One May five years ago, during this recovering-from-jet-lag, transition-to-writing period, I wrote 20,000 words in just under three weeks – most of them while sitting in the carpool line at my son’s school. That is not my usual writing space, but the ritual of that process became such a part of me that my mind would begin racing almost before I had put the van into ‘park’ and turned the engine off. In the summers, when I am most prolific, my ritual is to get up earlier than my family, make myself a pot of tea, and to sit at my desk in my home office. If I start early enough, I can get in almost four hours of writing time before my family begins to stir. With that first cup of steaming tea poured, I feel the familiar urge to write – to create – take hold of me.


Mired in final exam grading, and assessment report-writing, and used car shopping, I fantasize about going on a writer’s retreat, somewhere remote and extraordinary. It would be just me and endless pots of tea and the words would stream out from my fingertips like sparklers on the 4th of July.

If I can just get to June, I tell myself, I’ll have the time to write.

In the meantime, I block out word count goals in my calendar. 20,000 words by Week 2, 30,000 by Week 3, and so on until I reach a decent goal for a working draft. Word counts are like mile markers, I tell myself out loud while I lace up my sneakers for a run. If I can map them out, I can get there.


Two miles out, two miles back. The landscape is thickening around the edges, settling into early summer at last. A quarter of a mile from home a neighbor crosses the street with his little white dog.
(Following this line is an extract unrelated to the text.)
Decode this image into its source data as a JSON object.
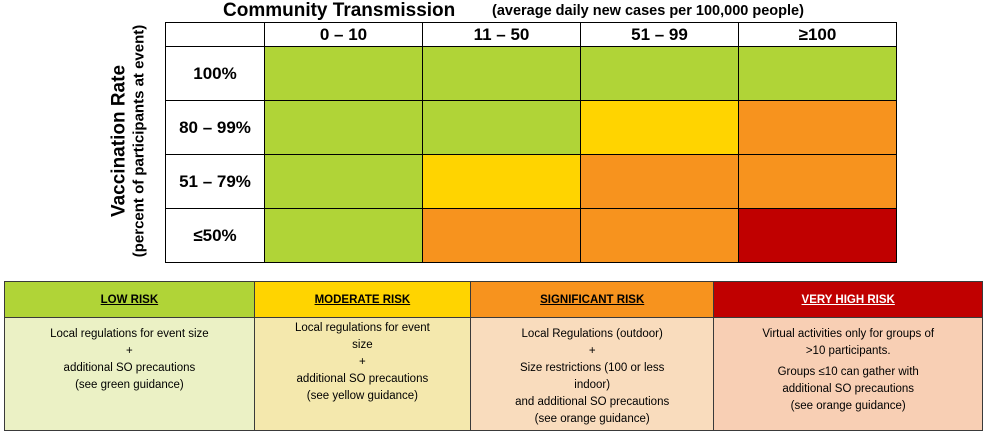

I stop to pet her. She scrabbles against my legs, licking and wiggling. Sweat tickles my back. I wish the neighbor a good night and, as I pull away, picking up speed down the hill towards home, something unexpected happens: I feel a shift – something comes loose. In the most marvelous of full-circle ways, the little white dog has made me think about the boy on the bicycle, who has made me realize this: that the most valuable writing, not unlike the most valuable living, takes root in the everydayness — in the midst of the most mundane, in the absolute ordinary.